Curious about Open Banking and Open Finance activities around the world? Here are a few highlights:

• Australia: Australia’s Consumer Data Right (CDR) regulation provides the regulatory foundation for data sharing and portability.  While formal regulation for payment initiation is still in progress in Australia, the instant payment system, NPP, has implemented an innovative consumer-facing interface, called PayTo, that enables end users to permission third-parties to initiate payments on their behalf and provides the ability to control all of their provisioned NPP third-party authorizations in one centralized place.
• Brazil: Brazil has implemented formal Open Banking regulations that enables the standardized sharing of data and services through APIs, bringing innovation and promoting competition in Brazil’s financial system. Brazil’s Central Bank (BCB) has been implementing Open Banking and progressively moving towards Open Finance in a 4-phased approach. In parallel, third-party payment initiation is currently supported in the Pix instant payment system.
• Europe: PSD2 provides the regulatory foundation for Open Banking in Europe and requires banks to develop secure channels for third-parties, with the customer’s permission, to transmit data and initiate payments. However, PSD2 did not specify how the banks’ secure channels must be implemented. The EU is currently in the process of modernizing PSD2, slated to become PSD3, and is simultaneously advancing towards Open Finance through a legislative proposal designed to establish a framework for financial data access beyond payment accounts, encompassing a broader spectrum of finance verticals, such as savings, investments, and more.

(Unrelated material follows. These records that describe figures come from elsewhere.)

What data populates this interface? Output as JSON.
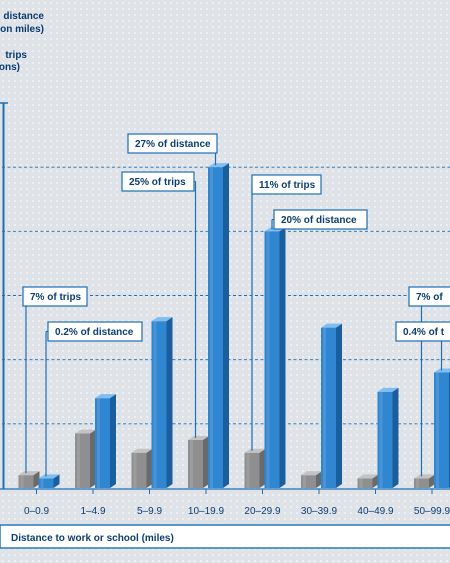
{
  "chart_data": {
    "type": "bar",
    "legend": {
      "distance_lines": [
        "distance",
        "on miles)"
      ],
      "trips_lines": [
        "trips",
        "ons)"
      ]
    },
    "xlabel": "Distance to work or school (miles)",
    "categories": [
      "0–0.9",
      "1–4.9",
      "5–9.9",
      "10–19.9",
      "20–29.9",
      "30–39.9",
      "40–49.9",
      "50–99.9"
    ],
    "series": [
      {
        "values": [
          0.4,
          1.7,
          1.1,
          1.5,
          1.1,
          0.4,
          0.3,
          0.3
        ]
      },
      {
        "values": [
          0.3,
          2.8,
          5.2,
          10.0,
          8.0,
          5.0,
          3.0,
          3.6
        ]
      }
    ],
    "ylim": [
      0,
      12
    ],
    "gridlines": [
      2,
      4,
      6,
      8,
      10
    ],
    "colors": {
      "trips_front": "#8f8f8f",
      "trips_side": "#6a6a6a",
      "trips_top": "#c3c3c3",
      "dist_front": "#2f86d1",
      "dist_side": "#1a5e9e",
      "dist_top": "#7fbef0",
      "line": "#1c6fb5"
    },
    "annotations": [
      {
        "text": "27% of distance",
        "series": 1,
        "category": 3
      },
      {
        "text": "25% of trips",
        "series": 0,
        "category": 3
      },
      {
        "text": "11% of trips",
        "series": 0,
        "category": 4
      },
      {
        "text": "20% of distance",
        "series": 1,
        "category": 4
      },
      {
        "text": "7% of trips",
        "series": 0,
        "category": 0
      },
      {
        "text": "0.2% of distance",
        "series": 1,
        "category": 0
      },
      {
        "text": "7% of",
        "series": 0,
        "category": 7
      },
      {
        "text": "0.4% of t",
        "series": 1,
        "category": 7
      }
    ]
  }
}
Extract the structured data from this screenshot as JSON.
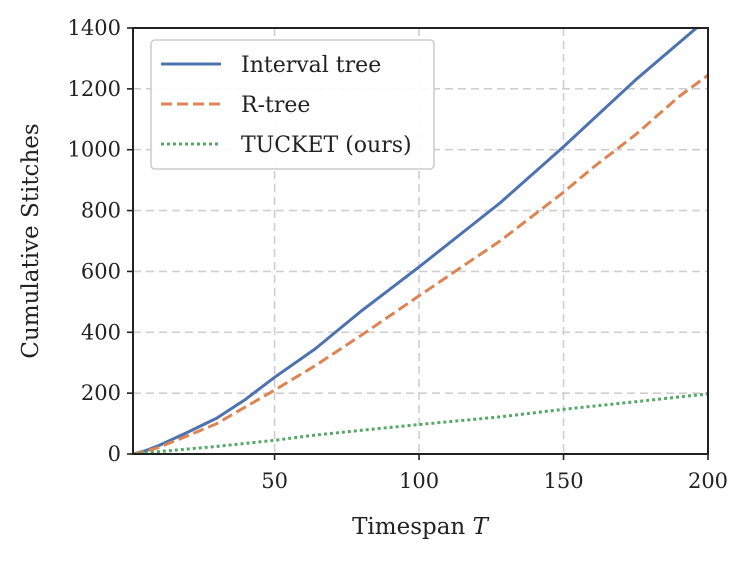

• India:  While India does not have comprehensive Open Banking regulations, it does permit certain activities. Licensed Account Aggregators can consolidate consumers’ financial information retained at different financial institutions, with the consumer’s consent. Similarly, there is no specific regulation that explicitly permits payment initiation; however, UPI provides scheme-level rules for the role of third-party app provider (TPAP) and technical infrastructure for the use of third-parties for payment initiation. This has been wildly successful in India, and monumentally transformational to the India payments market.
• Singapore: The Monetary Authority of Singapore (MAS) developed API Exchange (now APIX), which is a cross-border, open-architecture API marketplace and sandbox intended to streamline collaboration between financial institutions and fintechs.
• UK: Building on PSD2, the UK’s regulatory body, the Competition and Markets Authority (CMA) created a private entity, Open Banking Implementation Entity (OBIE), to design the architecture for Open Banking (e.g., APIs, data structures and security protocols), which aimed to simplify integration for third-parties by providing standardized APIs for a variety of functions, including payment initiation.